Greg Edwards has been recovering in the hospital since the April 30 crash. He was driving through the intersection at Chambers and Iliff after his light turned green.
Approximately six seconds after the light went red for drivers at the cross street, a car driven by a young female went into oncoming traffic and struck the 20 year Navy veteran’s motorcycle.
“By the time I got to second gear, I realized (I was in trouble) and I felt the bump,” he told CBS4 from his hospital bed on Monday.
Edwards’ body was launched into the air. He says at that point his mind was racing.
“When I came down I was aware I had been hit. I knew I needed to get out of harm’s way. I knew I needed to get out of the intersection,” he said.
He began trying to crawl away, and was still in the process of trying to do so when an ambulance arrived.
“Blood was gushing out like it was pouring down rain,” said Edwards, who broke his ankle, femur, needed stitches and even wound up with some broken teeth.

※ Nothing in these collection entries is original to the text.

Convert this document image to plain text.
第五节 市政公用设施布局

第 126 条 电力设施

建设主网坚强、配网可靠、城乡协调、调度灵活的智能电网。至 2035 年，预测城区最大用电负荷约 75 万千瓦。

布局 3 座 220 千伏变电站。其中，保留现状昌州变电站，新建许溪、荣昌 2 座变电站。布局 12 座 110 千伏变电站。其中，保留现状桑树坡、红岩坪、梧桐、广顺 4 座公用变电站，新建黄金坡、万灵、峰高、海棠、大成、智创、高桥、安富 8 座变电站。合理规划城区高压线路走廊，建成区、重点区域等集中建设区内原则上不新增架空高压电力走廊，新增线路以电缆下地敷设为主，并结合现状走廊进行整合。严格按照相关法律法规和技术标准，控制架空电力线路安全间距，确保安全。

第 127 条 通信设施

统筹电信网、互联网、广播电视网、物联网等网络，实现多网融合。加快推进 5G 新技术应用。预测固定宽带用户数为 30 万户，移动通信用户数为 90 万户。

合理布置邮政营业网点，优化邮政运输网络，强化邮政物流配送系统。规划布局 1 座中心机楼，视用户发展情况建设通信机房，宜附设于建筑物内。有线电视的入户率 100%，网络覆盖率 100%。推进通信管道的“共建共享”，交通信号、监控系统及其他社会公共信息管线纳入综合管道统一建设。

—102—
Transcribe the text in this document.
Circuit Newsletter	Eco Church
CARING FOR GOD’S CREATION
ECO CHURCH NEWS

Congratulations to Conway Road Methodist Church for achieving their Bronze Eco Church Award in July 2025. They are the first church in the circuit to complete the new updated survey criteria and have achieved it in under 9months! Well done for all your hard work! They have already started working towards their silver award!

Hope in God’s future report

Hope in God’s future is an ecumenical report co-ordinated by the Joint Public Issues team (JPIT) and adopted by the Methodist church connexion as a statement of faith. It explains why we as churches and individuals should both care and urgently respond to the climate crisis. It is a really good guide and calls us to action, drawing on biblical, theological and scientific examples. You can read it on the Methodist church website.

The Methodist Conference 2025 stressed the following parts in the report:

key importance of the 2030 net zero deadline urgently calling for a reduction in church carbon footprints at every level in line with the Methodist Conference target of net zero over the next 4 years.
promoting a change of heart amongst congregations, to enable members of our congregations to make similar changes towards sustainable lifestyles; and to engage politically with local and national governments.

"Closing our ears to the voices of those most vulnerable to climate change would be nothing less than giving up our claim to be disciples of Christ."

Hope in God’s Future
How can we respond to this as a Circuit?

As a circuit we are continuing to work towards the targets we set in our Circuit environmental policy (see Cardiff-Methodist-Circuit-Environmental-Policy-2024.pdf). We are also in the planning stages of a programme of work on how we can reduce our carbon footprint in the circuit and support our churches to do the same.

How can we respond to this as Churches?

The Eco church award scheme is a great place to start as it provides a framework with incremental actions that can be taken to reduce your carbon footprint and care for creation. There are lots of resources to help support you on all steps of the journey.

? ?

A red light camera captured video and still images of the crash.
“One of the guys asked if I’m going to keep doing stunts,” Edwards said of a friend who saw the shocking video, which was released by Aurora police on Monday.
Edwards has several months of rehab ahead, but he says he feels “blessed to be alive.” He’s thankful his long pants, riding jacket and helmet prevented the injuries from being even worse than they were.
He also says he wants all drivers to pay attention on the road, but he holds no grudges against the young driver who nearly ended his life.
“I’d be willing to talk to her and let her know I’m doing okay. Something like that can really traumatize someone for life,” he said.
Aurora Police Chief Daniel Oates told CBS4 the driver — Chante Thomas, 20 — was issued a citation. Oates couldn’t speculate on whether she might have been texting while driving.
“One possibilty is she was very distracted by something,” Oates said of the crash.
Oates says Aurora’s 14 red light cameras capture as much as 3,000 traffic violations per month. He says studies have shown they are a valuable tool for safety on the roads.
“What we found is the number of serious accidents went down and the number of violations eventually went down,” he said.